We live in a dangerous world. One moment, you could be walking along a quiet city sidewalk, and the next, you could be crushed by a falling piano. Or, you might be minding your own business at night, harmlessly following a neighborhood teenager in your car, getting out of your car, giving him a friendly wave with your 9mm pistol, and before you know it, that teenager might be beating you up. Yes, the world can be extremely unpredictable, and you never know who the good guys and bad guys are. That is why, for your own safety, it is important to profile the people around you based on stereotypes and broad generalizations, and then act on your assumptions before considering their merits in the context of the situation.
You can tell a lot about a person by the way he looks. For example, we all know that most black men in this country are violent criminals because they commit a disproportionate percentage of all violent crimes. Therefore, when approaching a black man on the streets, we should assume that he is a violent criminal and avoid him. Or, if you happen to live in Florida, shoot him. Similarly, because white men commit a disproportionate percentage of securities fraud, we should assume that all white men are crooks and ban them from working in financial institutions. White men, as we know, are born with an innate proclivity to committing securities fraud, and to place them in an environment where they are tempted each and every day to do so is simply asking for trouble.
There are other dangerous groups of people we should be profiling as well. Straight people commit a disproportionate percentage of hate crimes against gay people and so all heterosexuals should all be considered hateful bigots unless they can prove otherwise. Men, to give you an even more frightening example, commit a disproportionate percentage of violence against other men, women, children, animals, and inanimate objects, and so therefore, we should not allow any man near any other person or thing without at least performing a thorough background check. There are so many more examples I could give. Conservatives are more likely to commit tax fraud, expecting mothers are more likely to steal merchandise from maternity stores, and little people are more likely to commit crimes that involve hiding in tight spaces. These people have proven time and time again that they simply cannot be trusted.
Some people might argue that in order to reduce crime and violence, it is necessary to make systemic changes to address economic inequality, improve cultural education, and expand access to vital social resources. But those people are called liberals, and liberals are more likely to have IQs below 70. The plain fact is that if someone belongs to a group that, statistically speaking, is more likely to commit a crime, it is our right, in fact, our duty, to assume that person is a criminal and treat him as such. If you belong to one of these groups and you are not a criminal, it is not my responsibility to change my perception of you as a criminal. No, it is your responsibility to change your behavior so that I am not suspicious of you. If you are white and don’t want me to assume that you are embezzling money from a large corporation, then stop acting so… white. If you are a man and don’t want me to assume that you are a woman/man/child/inanimate object-abuser, stop acting so… manly.
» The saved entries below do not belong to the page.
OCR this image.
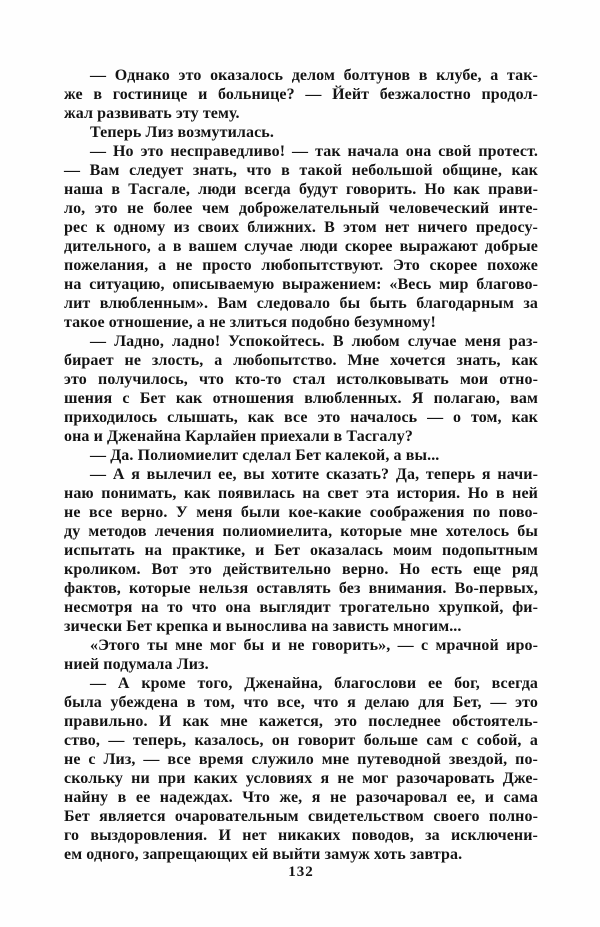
— Однако это оказалось делом болтунов в клубе, а так-
же в гостинице и больнице? — Йейт безжалостно продол-
жал развивать эту тему.
Теперь Лиз возмутилась.
— Но это несправедливо! — так начала она свой протест.
— Вам следует знать, что в такой небольшой общине, как
наша в Тасгале, люди всегда будут говорить. Но как прави-
ло, это не более чем доброжелательный человеческий инте-
рес к одному из своих ближних. В этом нет ничего предосу-
дительного, а в вашем случае люди скорее выражают добрые
пожелания, а не просто любопытствуют. Это скорее похоже
на ситуацию, описываемую выражением: «Весь мир благово-
лит влюбленным». Вам следовало бы быть благодарным за
такое отношение, а не злиться подобно безумному!
— Ладно, ладно! Успокойтесь. В любом случае меня раз-
бирает не злость, а любопытство. Мне хочется знать, как
это получилось, что кто-то стал истолковывать мои отно-
шения с Бет как отношения влюбленных. Я полагаю, вам
приходилось слышать, как все это началось — о том, как
она и Дженайна Карлайен приехали в Тасгалу?
— Да. Полиомиелит сделал Бет калекой, а вы...
— А я вылечил ее, вы хотите сказать? Да, теперь я начи-
наю понимать, как появилась на свет эта история. Но в ней
не все верно. У меня были кое-какие соображения по пово-
ду методов лечения полиомиелита, которые мне хотелось бы
испытать на практике, и Бет оказалась моим подопытным
кроликом. Вот это действительно верно. Но есть еще ряд
фактов, которые нельзя оставлять без внимания. Во-первых,
несмотря на то что она выглядит трогательно хрупкой, фи-
зически Бет крепка и вынослива на зависть многим...
«Этого ты мне мог бы и не говорить», — с мрачной иро-
нией подумала Лиз.
— А кроме того, Дженайна, благослови ее бог, всегда
была убеждена в том, что все, что я делаю для Бет, — это
правильно. И как мне кажется, это последнее обстоятель-
ство, — теперь, казалось, он говорит больше сам с собой, а
не с Лиз, — все время служило мне путеводной звездой, по-
скольку ни при каких условиях я не мог разочаровать Дже-
найну в ее надеждах. Что же, я не разочаровал ее, и сама
Бет является очаровательным свидетельством своего полно-
го выздоровления. И нет никаких поводов, за исключени-
ем одного, запрещающих ей выйти замуж хоть завтра.
132
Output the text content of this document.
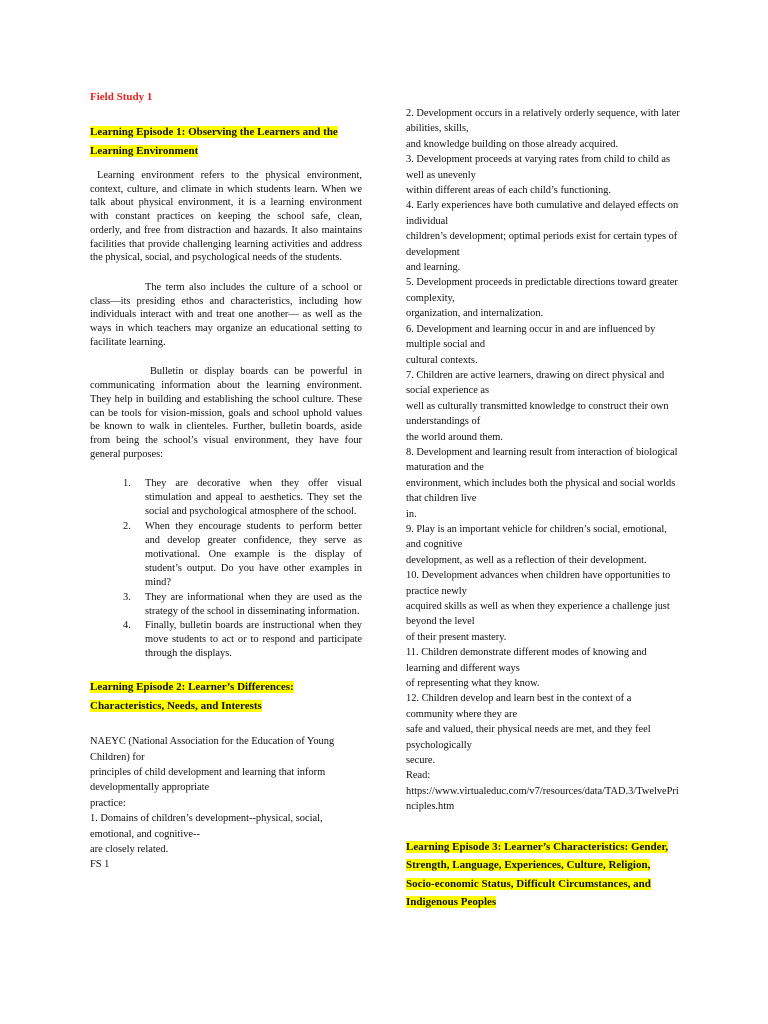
Field Study 1

Learning Episode 1: Observing the Learners and the Learning Environment

Learning environment refers to the physical environment, context, culture, and climate in which students learn. When we talk about physical environment, it is a learning environment with constant practices on keeping the school safe, clean, orderly, and free from distraction and hazards. It also maintains facilities that provide challenging learning activities and address the physical, social, and psychological needs of the students.

The term also includes the culture of a school or class—its presiding ethos and characteristics, including how individuals interact with and treat one another— as well as the ways in which teachers may organize an educational setting to facilitate learning.

Bulletin or display boards can be powerful in communicating information about the learning environment. They help in building and establishing the school culture. These can be tools for vision-mission, goals and school uphold values be known to walk in clienteles. Further, bulletin boards, aside from being the school’s visual environment, they have four general purposes:

1. They are decorative when they offer visual stimulation and appeal to aesthetics. They set the social and psychological atmosphere of the school.
2. When they encourage students to perform better and develop greater confidence, they serve as motivational. One example is the display of student’s output. Do you have other examples in mind?
3. They are informational when they are used as the strategy of the school in disseminating information.
4. Finally, bulletin boards are instructional when they move students to act or to respond and participate through the displays.

Learning Episode 2: Learner’s Differences: Characteristics, Needs, and Interests

NAEYC (National Association for the Education of Young Children) for

principles of child development and learning that inform developmentally appropriate

practice:

1. Domains of children’s development--physical, social, emotional, and cognitive--

are closely related.

FS 1

2. Development occurs in a relatively orderly sequence, with later abilities, skills,

and knowledge building on those already acquired.

3. Development proceeds at varying rates from child to child as well as unevenly

within different areas of each child’s functioning.

4. Early experiences have both cumulative and delayed effects on individual

children’s development; optimal periods exist for certain types of development

and learning.

5. Development proceeds in predictable directions toward greater complexity,

organization, and internalization.

6. Development and learning occur in and are influenced by multiple social and

cultural contexts.

7. Children are active learners, drawing on direct physical and social experience as

well as culturally transmitted knowledge to construct their own understandings of

the world around them.

8. Development and learning result from interaction of biological maturation and the

environment, which includes both the physical and social worlds that children live

in.

9. Play is an important vehicle for children’s social, emotional, and cognitive

development, as well as a reflection of their development.

10. Development advances when children have opportunities to practice newly

acquired skills as well as when they experience a challenge just beyond the level

of their present mastery.

11. Children demonstrate different modes of knowing and learning and different ways

of representing what they know.

12. Children develop and learn best in the context of a community where they are

safe and valued, their physical needs are met, and they feel psychologically

secure.

Read:

https://www.virtualeduc.com/v7/resources/data/TAD.3/TwelvePrinciples.htm

Learning Episode 3: Learner’s Characteristics: Gender, Strength, Language, Experiences, Culture, Religion, Socio-economic Status, Difficult Circumstances, and Indigenous Peoples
If you are black and you don’t want me to assume that you are a criminal, then you should dress in tight-fitting, pastel-colored clothing, walk slowly (but not too slowly), and speak cheerfully into your Bluetooth phone in an impeccable British accent. The point is, you are the one who needs to change, not me.
Dangerous people are everywhere you look. The kid at the bus stop wearing baggy jeans might be a drug dealer, your accountant might be a thief; and that Vietnamese woman who bags your groceries? She’s the head of an underground human trafficking cartel. Someone might look harmless when you first see them, but follow anyone around long enough, holding your gun, and they start to act real suspicious: nervously glancing back at you, walking funny, and frantically whispering into their phone. And at that point, it is your right and your responsibility to confront that person, gun in hand, and prepare to stand your ground against whatever happens next.